Suppose we throw $k$ (distinct) balls into $m$ (distinct) bins, and let $B$ count the number of non-empty bins. I am interested in lower bounds on $B$. More precisely, I wish to bound from above the probability that $B$ is very low.
Assuming $k$ is smaller than $m$, or even bounded from above by $\beta m$ for some small $\beta$, then $B$ stochastically dominates $\text{Bin}(k,1-\beta)$, so I can use Chernoff-type bounds to bound from above the probability that $B$ is lower than some small constant times $k$. However, that "domination" seems rather rough, and for my calculations it seems like a lousy approximation.
I was wondering whether there are some better bounds.
Update
A different direction of thought is as follows: let $B_i$ be the indicator of bin number $i$ (that is, $B_i$ is 1 if the $i$'th bin is full, and 0 otherwise). So: $B=\sum B_i$. Since $$\mathbb{E}(B_i)=\mathbb{P}(B_i=1)=1-\left(1-\frac{1}{m}\right)^k\approx 1-e^{-k/m},$$ we have that $\mathbb{E}(B)\approx m(1-e^{-k/m})$. Now, if $k\ll m$, this is approximately $m\cdot k/m=k$, and otherwise this is at least some constant times $k$.
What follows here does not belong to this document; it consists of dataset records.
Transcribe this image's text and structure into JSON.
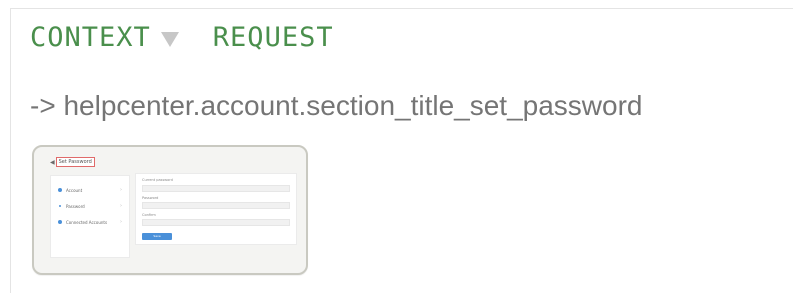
{
  "tabs": {
    "context_label": "CONTEXT",
    "request_label": "REQUEST"
  },
  "translation_key": "-> helpcenter.account.section_title_set_password",
  "screenshot_thumbnail": {
    "title": "Set Password",
    "sidebar_items": [
      {
        "label": "Account",
        "icon": "user-icon"
      },
      {
        "label": "Password",
        "icon": "key-icon"
      },
      {
        "label": "Connected Accounts",
        "icon": "link-icon"
      }
    ],
    "form_fields": [
      {
        "label": "Current password"
      },
      {
        "label": "Password"
      },
      {
        "label": "Confirm"
      }
    ],
    "submit_label": "Save",
    "accent_color": "#4a90d9",
    "highlight_color": "#e06a6a"
  },
  "colors": {
    "tab_text": "#4a8f4c",
    "key_text": "#757575",
    "caret": "#c7c7c7"
  }
}
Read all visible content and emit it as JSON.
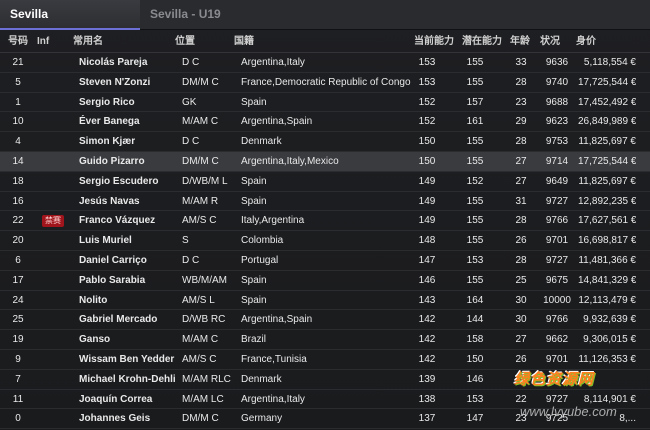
{
  "tabs": [
    {
      "label": "Sevilla"
    },
    {
      "label": "Sevilla - U19"
    }
  ],
  "columns": {
    "no": "号码",
    "inf": "Inf",
    "name": "常用名",
    "position": "位置",
    "nationality": "国籍",
    "current_ability": "当前能力",
    "potential_ability": "潜在能力",
    "age": "年龄",
    "condition": "状况",
    "value": "身价"
  },
  "rows": [
    {
      "no": "21",
      "inf": "",
      "name": "Nicolás Pareja",
      "position": "D C",
      "nationality": "Argentina,Italy",
      "ca": "153",
      "pa": "155",
      "age": "33",
      "condition": "9636",
      "value": "5,118,554 €"
    },
    {
      "no": "5",
      "inf": "",
      "name": "Steven N'Zonzi",
      "position": "DM/M C",
      "nationality": "France,Democratic Republic of Congo",
      "ca": "153",
      "pa": "155",
      "age": "28",
      "condition": "9740",
      "value": "17,725,544 €"
    },
    {
      "no": "1",
      "inf": "",
      "name": "Sergio Rico",
      "position": "GK",
      "nationality": "Spain",
      "ca": "152",
      "pa": "157",
      "age": "23",
      "condition": "9688",
      "value": "17,452,492 €"
    },
    {
      "no": "10",
      "inf": "",
      "name": "Éver Banega",
      "position": "M/AM C",
      "nationality": "Argentina,Spain",
      "ca": "152",
      "pa": "161",
      "age": "29",
      "condition": "9623",
      "value": "26,849,989 €"
    },
    {
      "no": "4",
      "inf": "",
      "name": "Simon Kjær",
      "position": "D C",
      "nationality": "Denmark",
      "ca": "150",
      "pa": "155",
      "age": "28",
      "condition": "9753",
      "value": "11,825,697 €"
    },
    {
      "no": "14",
      "inf": "",
      "name": "Guido Pizarro",
      "position": "DM/M C",
      "nationality": "Argentina,Italy,Mexico",
      "ca": "150",
      "pa": "155",
      "age": "27",
      "condition": "9714",
      "value": "17,725,544 €"
    },
    {
      "no": "18",
      "inf": "",
      "name": "Sergio Escudero",
      "position": "D/WB/M L",
      "nationality": "Spain",
      "ca": "149",
      "pa": "152",
      "age": "27",
      "condition": "9649",
      "value": "11,825,697 €"
    },
    {
      "no": "16",
      "inf": "",
      "name": "Jesús Navas",
      "position": "M/AM R",
      "nationality": "Spain",
      "ca": "149",
      "pa": "155",
      "age": "31",
      "condition": "9727",
      "value": "12,892,235 €"
    },
    {
      "no": "22",
      "inf": "禁赛",
      "name": "Franco Vázquez",
      "position": "AM/S C",
      "nationality": "Italy,Argentina",
      "ca": "149",
      "pa": "155",
      "age": "28",
      "condition": "9766",
      "value": "17,627,561 €"
    },
    {
      "no": "20",
      "inf": "",
      "name": "Luis Muriel",
      "position": "S",
      "nationality": "Colombia",
      "ca": "148",
      "pa": "155",
      "age": "26",
      "condition": "9701",
      "value": "16,698,817 €"
    },
    {
      "no": "6",
      "inf": "",
      "name": "Daniel Carriço",
      "position": "D C",
      "nationality": "Portugal",
      "ca": "147",
      "pa": "153",
      "age": "28",
      "condition": "9727",
      "value": "11,481,366 €"
    },
    {
      "no": "17",
      "inf": "",
      "name": "Pablo Sarabia",
      "position": "WB/M/AM",
      "nationality": "Spain",
      "ca": "146",
      "pa": "155",
      "age": "25",
      "condition": "9675",
      "value": "14,841,329 €"
    },
    {
      "no": "24",
      "inf": "",
      "name": "Nolito",
      "position": "AM/S L",
      "nationality": "Spain",
      "ca": "143",
      "pa": "164",
      "age": "30",
      "condition": "10000",
      "value": "12,113,479 €"
    },
    {
      "no": "25",
      "inf": "",
      "name": "Gabriel Mercado",
      "position": "D/WB RC",
      "nationality": "Argentina,Spain",
      "ca": "142",
      "pa": "144",
      "age": "30",
      "condition": "9766",
      "value": "9,932,639 €"
    },
    {
      "no": "19",
      "inf": "",
      "name": "Ganso",
      "position": "M/AM C",
      "nationality": "Brazil",
      "ca": "142",
      "pa": "158",
      "age": "27",
      "condition": "9662",
      "value": "9,306,015 €"
    },
    {
      "no": "9",
      "inf": "",
      "name": "Wissam Ben Yedder",
      "position": "AM/S C",
      "nationality": "France,Tunisia",
      "ca": "142",
      "pa": "150",
      "age": "26",
      "condition": "9701",
      "value": "11,126,353 €"
    },
    {
      "no": "7",
      "inf": "",
      "name": "Michael Krohn-Dehli",
      "position": "M/AM RLC",
      "nationality": "Denmark",
      "ca": "139",
      "pa": "146",
      "age": "",
      "condition": "",
      "value": ""
    },
    {
      "no": "11",
      "inf": "",
      "name": "Joaquín Correa",
      "position": "M/AM LC",
      "nationality": "Argentina,Italy",
      "ca": "138",
      "pa": "153",
      "age": "22",
      "condition": "9727",
      "value": "8,114,901 €"
    },
    {
      "no": "0",
      "inf": "",
      "name": "Johannes Geis",
      "position": "DM/M C",
      "nationality": "Germany",
      "ca": "137",
      "pa": "147",
      "age": "23",
      "condition": "9725",
      "value": "8,..."
    }
  ],
  "highlighted_row_index": 5,
  "watermark": {
    "line1": "绿色资源网",
    "line2": "www.lvyube.com"
  },
  "colors": {
    "background": "#1f2023",
    "tab_active_underline": "#6b6fd6",
    "row_highlight": "#3a3b3f",
    "badge_red": "#a0141b"
  }
}
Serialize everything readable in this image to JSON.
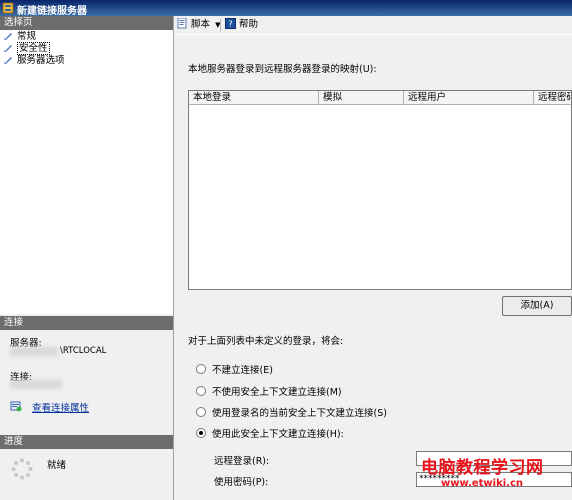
{
  "window": {
    "title": "新建链接服务器"
  },
  "sidebar": {
    "pages_header": "选择页",
    "pages": [
      {
        "label": "常规"
      },
      {
        "label": "安全性"
      },
      {
        "label": "服务器选项"
      }
    ],
    "connection": {
      "header": "连接",
      "server_label": "服务器:",
      "server_value": "\\RTCLOCAL",
      "conn_label": "连接:",
      "view_props_link": "查看连接属性"
    },
    "progress": {
      "header": "进度",
      "status": "就绪"
    }
  },
  "toolbar": {
    "script_label": "脚本",
    "help_label": "帮助"
  },
  "main": {
    "mapping_caption": "本地服务器登录到远程服务器登录的映射(U):",
    "grid_headers": [
      "本地登录",
      "模拟",
      "远程用户",
      "远程密码"
    ],
    "add_button": "添加(A)",
    "undefined_caption": "对于上面列表中未定义的登录，将会:",
    "options": [
      {
        "label": "不建立连接(E)",
        "selected": false
      },
      {
        "label": "不使用安全上下文建立连接(M)",
        "selected": false
      },
      {
        "label": "使用登录名的当前安全上下文建立连接(S)",
        "selected": false
      },
      {
        "label": "使用此安全上下文建立连接(H):",
        "selected": true
      }
    ],
    "remote_login_label": "远程登录(R):",
    "password_label": "使用密码(P):",
    "password_value": "*********"
  },
  "watermark": {
    "title": "电脑教程学习网",
    "url": "www.etwiki.cn"
  }
}
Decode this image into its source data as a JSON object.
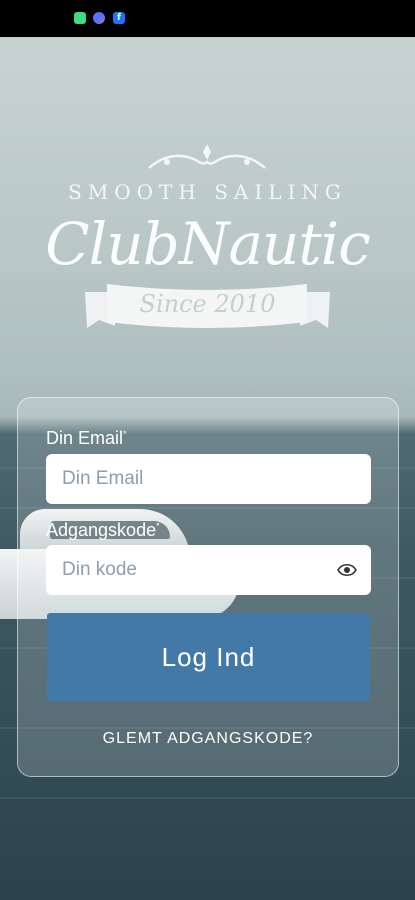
{
  "status_bar": {
    "icons": [
      "sms-icon",
      "messenger-icon",
      "facebook-icon"
    ],
    "facebook_glyph": "f"
  },
  "logo": {
    "tagline": "SMOOTH SAILING",
    "brand": "ClubNautic",
    "since": "Since 2010"
  },
  "form": {
    "email_label": "Din Email",
    "email_placeholder": "Din Email",
    "email_value": "",
    "password_label": "Adgangskode",
    "password_placeholder": "Din kode",
    "password_value": "",
    "required_marker": "*",
    "login_button": "Log Ind",
    "forgot_link": "GLEMT ADGANGSKODE?"
  },
  "colors": {
    "button": "#4379a7",
    "status_bar": "#000000"
  }
}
Now, showing concentration of $B$ should finish the proof, but I cannot find the proper concentration result to use in this case.
Update (2)
Let $b_j$ be the destination bin of the $j$'th ball. Let $X_j=\mathbb{E}(B\mid b_1,\ldots,b_j)$. To prove concentration, I thought that I might show that $X_j$ is a martingale with bounded differences. Indeed, it is a martingale by construction (a Doob martingale), and $\left|X_j-X_{j-1}\right|\le 1$ (I think), hence by Azuma's inequality, since $X_0=c=\Theta(k)$, $$\mathbb{P}(|X_j-c|>\lambda\sqrt{j})<2\exp(-\lambda^2/2)$$ so since $B=X_k$, $$\mathbb{P}(|B-c|>\lambda\sqrt{k})<2\exp(-\lambda^2/2)$$ and maybe this is as good as it gets?